Évangile commenté

Evangile du Mardi 12 mai 2020

Mardi de la 5e semaine du Temps Pascal
(12 mai 2020)

Lecture du jour 

Commentaire

Dans cet évangile Jésus annonce à ses disciples son départ imminent tout en sachant que cela va complètement bouleverser ses disciples. Pour qu’ils ne tombent pas dans le vide d’un trou noir par cette absence abrupte, Jésus leur donne le moyen de rester attaché à Lui d’une façon subtile et sublime et pour tout dire : d’une façon véritable et réelle. « Si vous m’aimiez, vous seriez dans la joie puisque je pars vers le Père, car le Père est plus grand que moi. » Quoi ? On serait prêt à tout entendre, mais pas cela. Se réjouir de son départ ?

Nous nous sentons très proche des sentiments de Marie-Madeleine quand après la Résurrection le Seigneur lui apparaît, alors qu’elle le cherchait avec tant d’ardeur, se contentant même de la présence du cadavre. Et alors quand elle le reconnaît ressuscité elle se précipite à ses pieds pour l’étreindre et le retenir à jamais. Et précisément à ce moment-là elle doit entendre de la part de Jésus : « Ne me touche pas ! Car je ne suis pas encore monté vers mon Père ! »

Il faudra se résoudre à s’arrêter à ces paroles, les méditer longuement pour y trouver la paix et satisfaire le Seigneur et par dessus le marché y trouver notre propre bonheur. Laisser partir Jésus pour plus grand que Lui, et surtout, pour plus grand que nous laisser partir Jésus vers le Père. Se réjouir que Jésus est pleinement heureux auprès du Père. Voilà l’amour désintéressé que Jésus veut nous apprendre.

Comprenons bien que c’est pour nous que Jésus dit cela et non pas parce qu’il en avait besoin lui-même. Le Père est toujours avec lui, aussi dans son humanité. Mais Jésus nous demande cela parce qu’il veut nous introduire dans la divinité avec lui, auprès du Père. Cela exige de nous que nous le laissons partir de nos yeux, de nos mains, pour le toucher dans l’obscurité de notre foi tel qu’il est : le Fils de Dieu auprès du Père depuis toute éternité et pour toute éternité.

Il y a vraiment un saut à faire dans la foi pour dépasser la mentalité humaine pleureuse d’un mort. Ne pas pleurer un mort nous semble à notre sensibilité humaine un manque d’amour. Et c’est bien vrai. C’est dans l’absence de l’aimé que l’amour quelquefois se ressent le plus fortement. Et alors il serait complètement déplacé à exprimer sa joie.

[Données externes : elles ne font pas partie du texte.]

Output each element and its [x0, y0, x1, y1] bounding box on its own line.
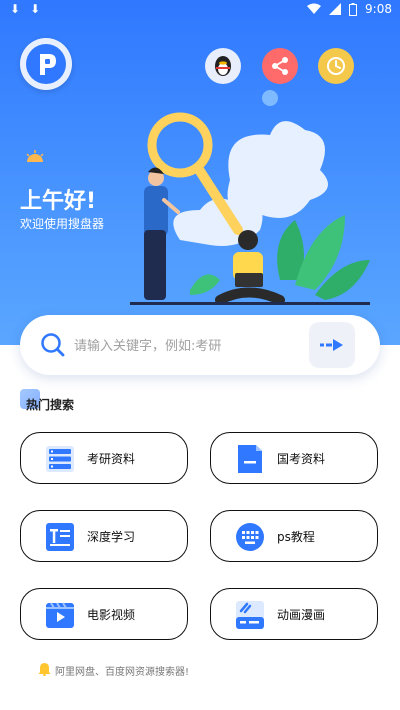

Là nous touchons la particularité de notre foi face à l’absence causée par la mort : Nous ne sommes pas en premier lieu confronté à une absence, mais nous somme confrontés à une nouvelle présence au-delà de nos sens, rendue possible grâce à la toute-puissance de Dieu ressuscitant les morts.

Recevons donc plein de foi ce cadeau de Jésus qui veut nous apprendre l’amour désintéressé.